Saturday we made it to Fort Sumner New Mexico, where I was planning to tour the Billy The Kid Museum. Unfortunately it was closed temporarily for remodeling. I did get to see his grave, however. His tombstone had been stolen and recovered, so they displayed it behind bars, under locked security. Seems fitting, don’t you think?
I also got to see proof that the high plains does in fact get snow – Fort Sumner sits at just over 6,000 above sea level. Sunday morning I found around 3 inches of wet, heavy snow had fallen.

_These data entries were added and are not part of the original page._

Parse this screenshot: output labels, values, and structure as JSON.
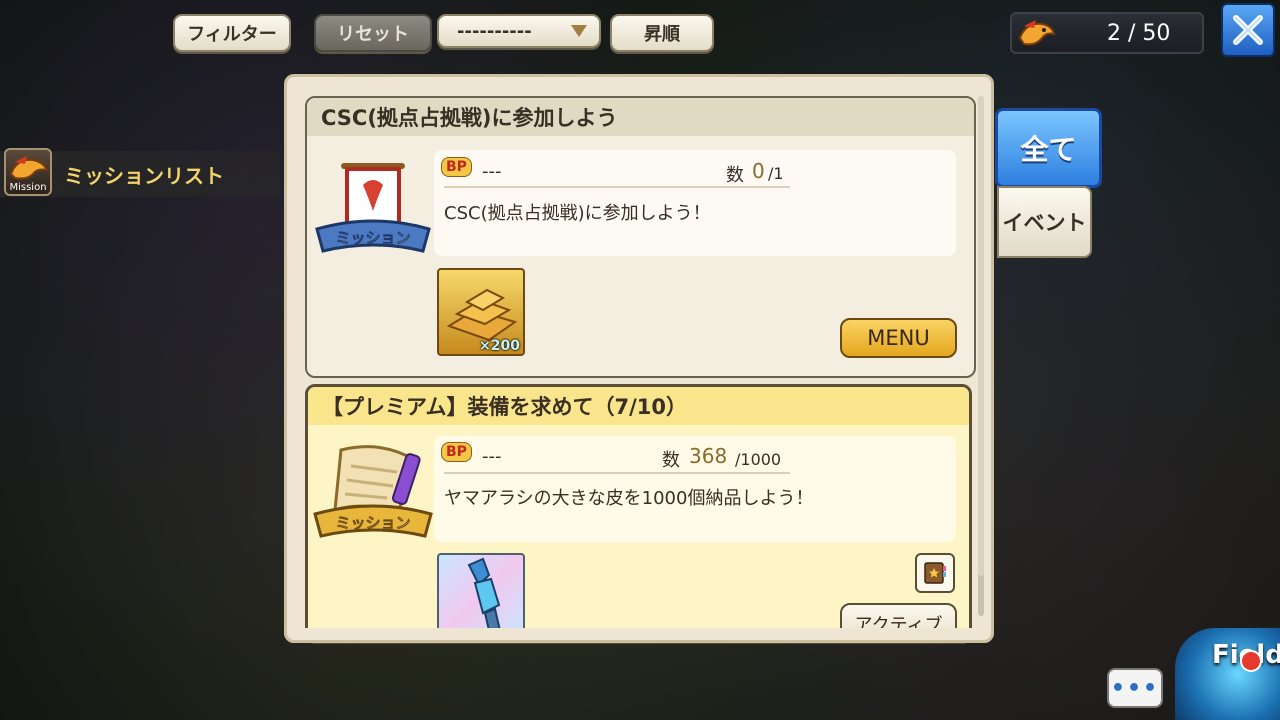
{
  "toolbar": {
    "filter_label": "フィルター",
    "reset_label": "リセット",
    "sort_select_value": "----------",
    "order_label": "昇順",
    "counter_value": "2 / 50"
  },
  "side": {
    "mission_icon_label": "Mission",
    "mission_list_title": "ミッションリスト"
  },
  "tabs": {
    "all_label": "全て",
    "event_label": "イベント"
  },
  "missions": [
    {
      "title": "CSC(拠点占拠戦)に参加しよう",
      "badge_label": "ミッション",
      "bp_label": "BP",
      "bp_value": "---",
      "count_label": "数",
      "count_current": "0",
      "count_target": "/1",
      "description": "CSC(拠点占拠戦)に参加しよう！",
      "reward_qty": "×200",
      "action_label": "MENU"
    },
    {
      "title": "【プレミアム】装備を求めて（7/10）",
      "badge_label": "ミッション",
      "bp_label": "BP",
      "bp_value": "---",
      "count_label": "数",
      "count_current": "368",
      "count_target": "/1000",
      "description": "ヤマアラシの大きな皮を1000個納品しよう！",
      "action_label": "アクティブ"
    }
  ],
  "bottom": {
    "chat_label": "•••",
    "field_label": "Field"
  },
  "colors": {
    "accent_blue": "#2d7fe0",
    "gold": "#e3a61d",
    "premium_bg": "#fdf5c6"
  }
}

Fortunately, the roads were clear, so we continued on west as planned, driving just over 400 miles to Magdalena New Mexico and the Very Large Array of radio telescopes. The Very Large Array, one of the world’s premier astronomical radio observatories, consists of 27 radio antennas in a Y-shaped configuration on the Plains of San Agustin fifty miles west of Socorro, New Mexico. Each antenna is 25 meters (82 feet) in diameter. The data from the antennas is combined electronically to give the resolution of an antenna 36 km (22 miles) across, with the equivalent sensitivity of a dish 130 meters (422 feet) in diameter.
Perhaps this little video will give an idea of this huge installation. The tiny white dots in the distance are the telescopes, but only a third of the entire installation is shown.
My disappointment of the trip so far came at our much anticipated stop in Pie Town, NM…the famed diner was closed!!! No pie for Paul. ☹️😫
Sunday night we camped in the Cibola National Forest, west of Magdalena, NM. I learned my lesson in camping in a 9,000+ foot mountain range: when we woke up it was just 7 degrees! I couldn’t wash out my coffee maker because any water I added immediately froze!
One last stop before arriving at our destination outside Quartzsite Arizona had us spending the night 50 miles East of Phoenix, dispersed camping in the Tonto National Forest.
6 comments on “Cross Country Through…SNOW???”
I would have loved to try some pie from there too. Too bad it was closed. We haven’t had any new snow since probably you left, only cold temps!!!
Keep that coffee pot available to use at anytime!!!
Glad there hasn’t been much/any snow. We’re just 45 miles from Quartzsite so no snow for us for a while! Van says it’s 63 degrees. Yay!
Poor Paul-no Pie 😔 Sounds like your trip is going well for the most part. Glad you got to see Nancy. Hope Abby is behaving.
I could almost taste a big piece of pecan! Oh well. Nancy and Robert are doing great and Abby is a terrific travel buddy.
What good is an adventure without a little unexpected snow and a growling stomach that’s longing for a piece of pie?!?!?
Would’ve been a boring trip. Amirite?